Конечно, не стоит исключать из сферы религии мотив esprit de corps: это, несомненно, великий стимул, и в своей мере он совместим со всей простотой и чистотой сердца; но в интенсивной форме, когда индивид поглощен слепым подчинением телу, он развращает качество религии; он запутывает человека в своего рода корыстолюбии; и он видит в успехе тела отражение самого себя. Это становится эгоистическим мотивом. От него, безусловно, был получен огромный продукт; но тип религии, который он породил, является отклонением от простоты; он может обладать поразительными и мощными качествами, но он не похож на свободную религию сердца; и между ними существует та разница, которая существует между тем, что исходит из вторичного источника, и тем, что исходит из первоисточника. В нем нет той естественности (в высшем смысле), которая одна придает красоту религии.

Опять же, те, кто чувствует, что у них есть миссия, могут превратить ее в ловушку для самих себя. Несомненно, если, согласно святому Павлу, «кто епископства желает, доброго дела желает», то тот, у кого есть миссия совершить некую особую работу, получил доброе служение. Тем не менее, когда жизнь слишком заметно рассматривается в этом свете, взгляд на жизнь как на миссию имеет тенденцию вытеснять взгляд на нее как на испытание и проверку. Миссия становится конечной причиной жизни. Большинство может быть рождено, чтобы исполнять свой долг в том звании, в которое Богу было угодно их призвать; но в их собственном случае миссия перевешивает и затмевает общую цель жизни как испытания; большинство послано в мир для их собственной нравственной пользы, но они скорее посланы в мир для пользы самого этого мира. Внешний объект с его показухой и механизмом склонен сводить к своего рода незначительности внутреннюю индивидуальную цель жизни. Она кажется маленькой и обыденной. Успех их собственного индивидуального испытания предполагается при вступлении в большую работу, как меньшее включено в большее; он фигурирует в их глазах как предварительное условие, которое может быть принято как должное; им кажется легким делом спасти свои собственные души, делом, так сказать, для любого человека.

То, на чем до сих пор останавливались как на источнике ложного возвеличивания и превознесения человеческого характера, была невидимость мотивов людей. Но давайте возьмем другой источник ошибки в человеческом суждении.

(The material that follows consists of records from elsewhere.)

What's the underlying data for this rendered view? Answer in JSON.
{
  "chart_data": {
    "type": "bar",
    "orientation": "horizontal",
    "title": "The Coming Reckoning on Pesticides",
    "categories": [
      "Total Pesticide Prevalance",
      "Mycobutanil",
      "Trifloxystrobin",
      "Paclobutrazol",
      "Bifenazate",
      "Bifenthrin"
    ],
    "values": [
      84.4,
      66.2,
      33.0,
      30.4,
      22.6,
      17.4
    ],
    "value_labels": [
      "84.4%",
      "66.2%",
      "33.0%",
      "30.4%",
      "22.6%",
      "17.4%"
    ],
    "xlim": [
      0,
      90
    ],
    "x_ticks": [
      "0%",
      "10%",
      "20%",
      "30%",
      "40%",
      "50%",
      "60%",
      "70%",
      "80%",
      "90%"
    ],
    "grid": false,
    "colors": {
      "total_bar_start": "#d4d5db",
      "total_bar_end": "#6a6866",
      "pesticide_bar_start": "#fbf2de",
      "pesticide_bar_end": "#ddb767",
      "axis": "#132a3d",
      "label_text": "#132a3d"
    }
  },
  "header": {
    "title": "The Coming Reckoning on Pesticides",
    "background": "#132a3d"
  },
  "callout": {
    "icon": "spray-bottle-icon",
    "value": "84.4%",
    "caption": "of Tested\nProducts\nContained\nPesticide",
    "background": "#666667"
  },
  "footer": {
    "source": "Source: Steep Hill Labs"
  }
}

Нет ничего проще, когда мы берем дары интеллекта и воображения в абстракции, чем увидеть, что они не составляют нравственной добродетели. Это, по сути, прописная истина; и все же в конкретном случае невозможно не видеть, как близко они граничат с тем, чтобы считаться таковой; с каким преимуществом они оттеняют любую нравственную добродетель, которая может быть в человеке; иногда даже восполняя отсутствие подлинного добра тем, что выглядит чрезвычайно похоже на него. На бумаге эти умственные дары — лишь набор терминов; мы точно видим, что эти термины обозначают, и не можем принять это за что-то другое. Ясно, что красноречие, воображение, поэтический талант — это не более нравственная добродетель, чем богатство, или чем здоровье и сила, или чем благородное происхождение. Мы знаем, что дурные люди обладали ими точно так же, как и хорошие. Тем не менее, возьмите их в реальной жизни, в реальном эффекте и впечатлении, которое они производят, поскольку они выражают лучшие настроения и высочайшие восприятия и чувства человека, и какое удивительное сходство и образ того, что является нравственным, они создают. Подумайте об эффекте утонченной силы выражения, острого и яркого воображения, примененного к иллюстрации и обогащению нравственных предметов — к выявлению, например, со всей силой интеллектуального сочувствия, тонких и высоких областей характера, — разве не кажется, что тот, кто может это делать, обладает всей той добродетелью, которую он выражает? И вполне возможно, что он ею обладает; но это не доказывает ее. Нет ничего большего в этом, чем способность воображения и интеллектуальной оценки нравственных вещей. Таким образом, в великую религиозную репутацию неизбежно часто входит многое, что не является религией, а является силой.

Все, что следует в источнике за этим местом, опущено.